Last Thursday, Sept. 27th, the district court rendered its Memorandum and Opinion on the cross-motions for summary judgment. Here are some selected quotes:

The Supreme Court has held that the right to possess a firearm in one’s home for self-defense is the core right of the Second Amendment. Dist. Of Columbia v. Heller, 554 U.S.570, 628-30 (2008); McDonald v. City of Chicago, 130 S. Ct. 3020, 3036 (2010).
Sound a bit familiar?

In Heller, the Supreme Court made clear that “nothing in our opinion should be taken to cast doubt on longstanding . . . laws imposing conditions and qualifications on the commercial sale of arms.” 554 U.S. at 626-27. ...

Thus, an initial point of contention is how to construe the challenged laws. Are they restrictions on possession, or are they longstanding conditions and qualifications on commercial sale?
Without really defining the term, an apparent law that is 48 years old (the GCA) is longstanding, while a 32 year old year law (D.C.'s Gun Ban), is not!

The Court concludes they are the latter. Section 922(a)(9) makes it unlawful for any person who does not reside in any State to receive a firearm, unless the receipt is for lawful sporting purposes. Section 922(b)(3) is a restriction on firearms sales that, with the two exceptions described above, prohibits the sale of a firearm to a person who do not reside in the State of the firearms dealer’s business. Both laws thus pertain to the transfer or sale of firearms, rather than the mere possession of firearms. Furthermore, as stated above, Dearth’s challenge is based on his alleged inability to purchase a firearm because no dealer can sell one to him. Therefore, as these laws are applied to Dearth, Sections 922(a)(9) and 922(b)(3) are fairly construed as two “laws imposing conditions and qualifications on the commercial sale of arms.” See Heller, 554 U.S. at 626-27. Consequently, as stated above, the two laws are “presumptively lawful” if the “conditions and qualifications” they impose can be fairly described as “longstanding.” Id.
So there we have it... Or do we?

Here, Section 922(a)(9) allows Dearth to receive a firearm for lawful sporting purposes, but it prohibits Dearth’s receipt of a firearm solely for self-defense purposes6. Furthermore, Section 922(b)(3)(B) allows a firearms dealer to loan or rent a firearm to Dearth for temporary use for lawful sporting purposes7, but it prohibits such a loan or rental if Dearth’s sole purpose is self-defense.
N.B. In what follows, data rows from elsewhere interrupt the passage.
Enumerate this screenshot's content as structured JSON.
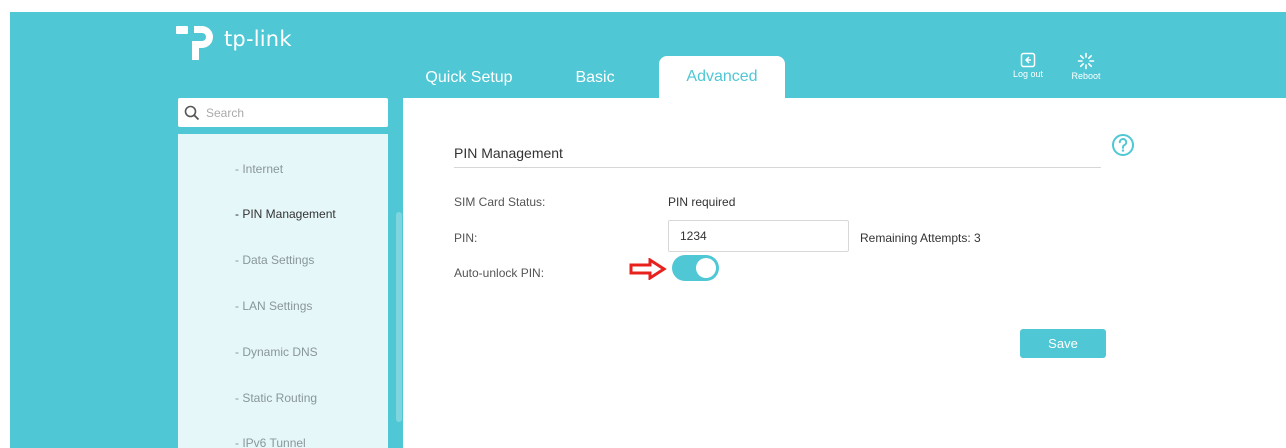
{
  "brand": {
    "name": "tp-link",
    "accent": "#4fc7d4"
  },
  "tabs": [
    {
      "label": "Quick Setup"
    },
    {
      "label": "Basic"
    },
    {
      "label": "Advanced",
      "active": true
    }
  ],
  "toolbar": {
    "logout_label": "Log out",
    "reboot_label": "Reboot"
  },
  "search": {
    "placeholder": "Search"
  },
  "sidebar": {
    "items": [
      {
        "label": "- Internet"
      },
      {
        "label": "- PIN Management",
        "active": true
      },
      {
        "label": "- Data Settings"
      },
      {
        "label": "- LAN Settings"
      },
      {
        "label": "- Dynamic DNS"
      },
      {
        "label": "- Static Routing"
      },
      {
        "label": "- IPv6 Tunnel"
      }
    ]
  },
  "panel": {
    "title": "PIN Management",
    "sim_status_label": "SIM Card Status:",
    "sim_status_value": "PIN required",
    "pin_label": "PIN:",
    "pin_value": "1234",
    "remaining_attempts": "Remaining Attempts: 3",
    "auto_unlock_label": "Auto-unlock PIN:",
    "auto_unlock_on": true,
    "save_label": "Save"
  },
  "annotation": {
    "arrow_color": "#e8211d"
  }
}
6 The Gun Control Act does not define what a “sporting purpose” is, but “legislative history indicates that ‘sporting purposes’ refers to target shooting and hunting.” Springfield, Inc. v. Buckles, 116 F. Supp. 2d 85, 90 (D.D.C. 2000), aff’d, 292 F.3d 813 (D.C. Cir. 2002).
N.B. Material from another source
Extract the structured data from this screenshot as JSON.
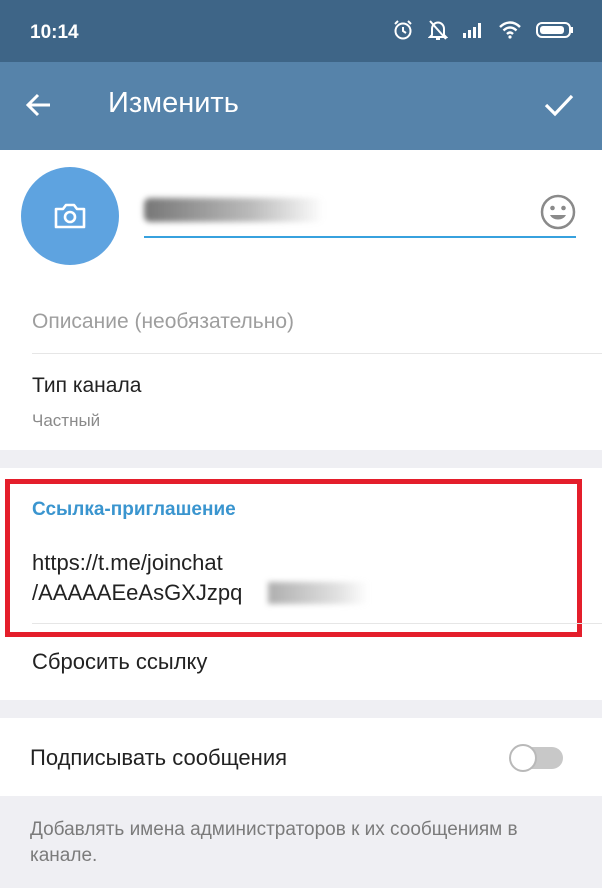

7 At oral argument, the Government agreed that this is the proper interpretation of the statute.
In essence, the judge found that the only 2A activity outside the home was ... Sporting Purposes. sigh.

The court clerk entered final judgment immediately after.

Also, that same day, Alan Gura filed his Notice of Appeal. This is now the second trip to the circuit, on this case.